Świat gry to galaktyka pełna znanych i lubianych bohaterów – Luke Skywalker, księżniczka Leia, a nawet Darth Vader (tak, ten gość, co oddycha jakby miał w płucach wiatrak!). Twoim zadaniem jest łączenie co najmniej trzech klocków tego samego koloru, żeby wyczyścić planszę i zdobywać gwiazdy niczym Jedi zbierający punkty w szkolnej lidze. Każdy level to nowa przygoda, a także okazja, by odkryć kolejnych bohaterów (i złoczyńców, bo kto nie lubi trochę dramatu?).
Sterowanie? Proste jak budowa wieży z klocków Lego – przeciągasz palcem i zamieniasz miejscami dwa sąsiadujące klocki. Nic skomplikowanego, nawet twoja babcia mogłaby zostać mistrzynią galaktycznego match-3! A jak przyjdzie trudniejszy etap, to masz power-upy, które wybuchają jak gwiazdy supernowe, czyszcząc rzędy i kolumny klocków, bo czasem trzeba przywołać trochę kosmicznej magii, żeby przejść dalej.
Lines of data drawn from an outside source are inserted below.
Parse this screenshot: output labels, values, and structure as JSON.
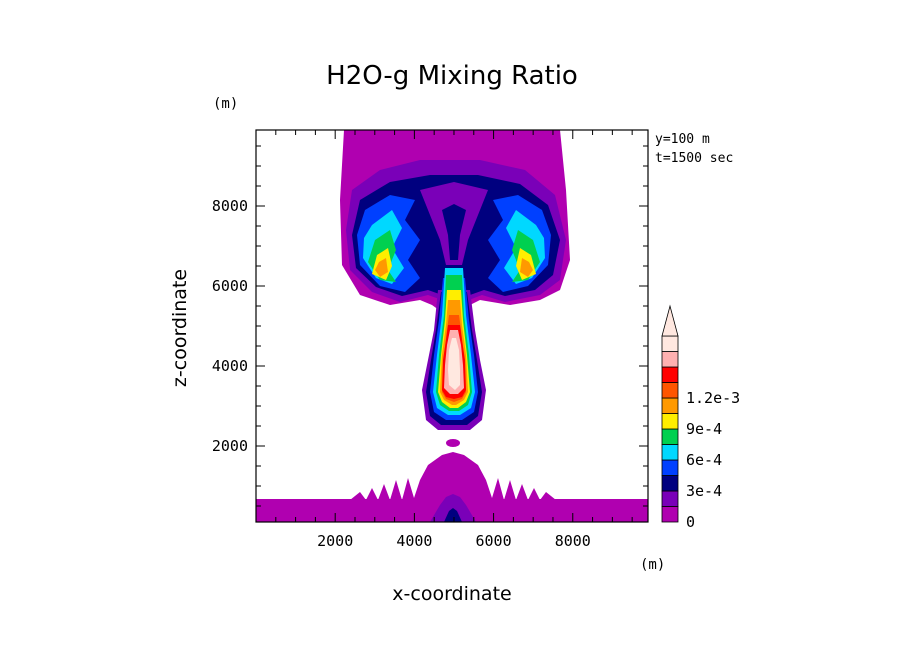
{
  "chart_data": {
    "type": "heatmap",
    "title": "H2O-g Mixing Ratio",
    "xlabel": "x-coordinate",
    "ylabel": "z-coordinate",
    "x_unit": "(m)",
    "y_unit": "(m)",
    "annotations": [
      "y=100 m",
      "t=1500 sec"
    ],
    "xlim": [
      0,
      9900
    ],
    "ylim": [
      100,
      9900
    ],
    "x_ticks": [
      2000,
      4000,
      6000,
      8000
    ],
    "y_ticks": [
      2000,
      4000,
      6000,
      8000
    ],
    "x_tick_labels": [
      "2000",
      "4000",
      "6000",
      "8000"
    ],
    "y_tick_labels": [
      "2000",
      "4000",
      "6000",
      "8000"
    ],
    "colorbar": {
      "levels": [
        0,
        0.00015,
        0.0003,
        0.00045,
        0.0006,
        0.00075,
        0.0009,
        0.00105,
        0.0012,
        0.00135
      ],
      "tick_labels": [
        "0",
        "3e-4",
        "6e-4",
        "9e-4",
        "1.2e-3"
      ],
      "tick_values": [
        0,
        0.0003,
        0.0006,
        0.0009,
        0.0012
      ],
      "colors": [
        "#b000b0",
        "#7a00b8",
        "#00007f",
        "#0040ff",
        "#00d8ff",
        "#00d050",
        "#ffee00",
        "#ff9900",
        "#ff5500",
        "#ff0000",
        "#ffb0b0",
        "#ffe8e0"
      ],
      "extend": "max"
    },
    "features": [
      {
        "name": "surface-layer",
        "level": 0.00015
      },
      {
        "name": "cloud-cap",
        "level": 0.00075
      },
      {
        "name": "plume-column",
        "level": 0.00135
      },
      {
        "name": "base-dome",
        "level": 0.00015
      }
    ]
  }
}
Co jest najlepsze? Ta gra jest tak wciągająca, że możesz sprawdzić, czy twoi znajomi to faktycznie kumple, czy raczej Sithowie w przebraniu, gdy zaczną walczyć o ostatni power-up. A ja? Jak zaczynałem, to przypadkiem zrobiłem combo, które wywaliło mi z planszy pół galaktyki – serio, chyba miałem szczęście albo dark side w żyłach (albo po prostu palce mi się plątały, kto wie!).
Lego Star Wars Match 3 to idealna mieszanka kosmicznego klimatu, uroczych figurek i klasycznej układanki, którą ogarniesz szybko, ale nigdy nie przestaniesz kochać. Chcesz poczuć się jak Jedi, ale bez całej tej męczącej szermierki? Wskakuj do gry i zacznij ratować galaktykę jednym kliknięciem! Szczerze mówiąc, jeszcze żadna kosmiczna przygoda nie była tak… uroczo chaotyczna.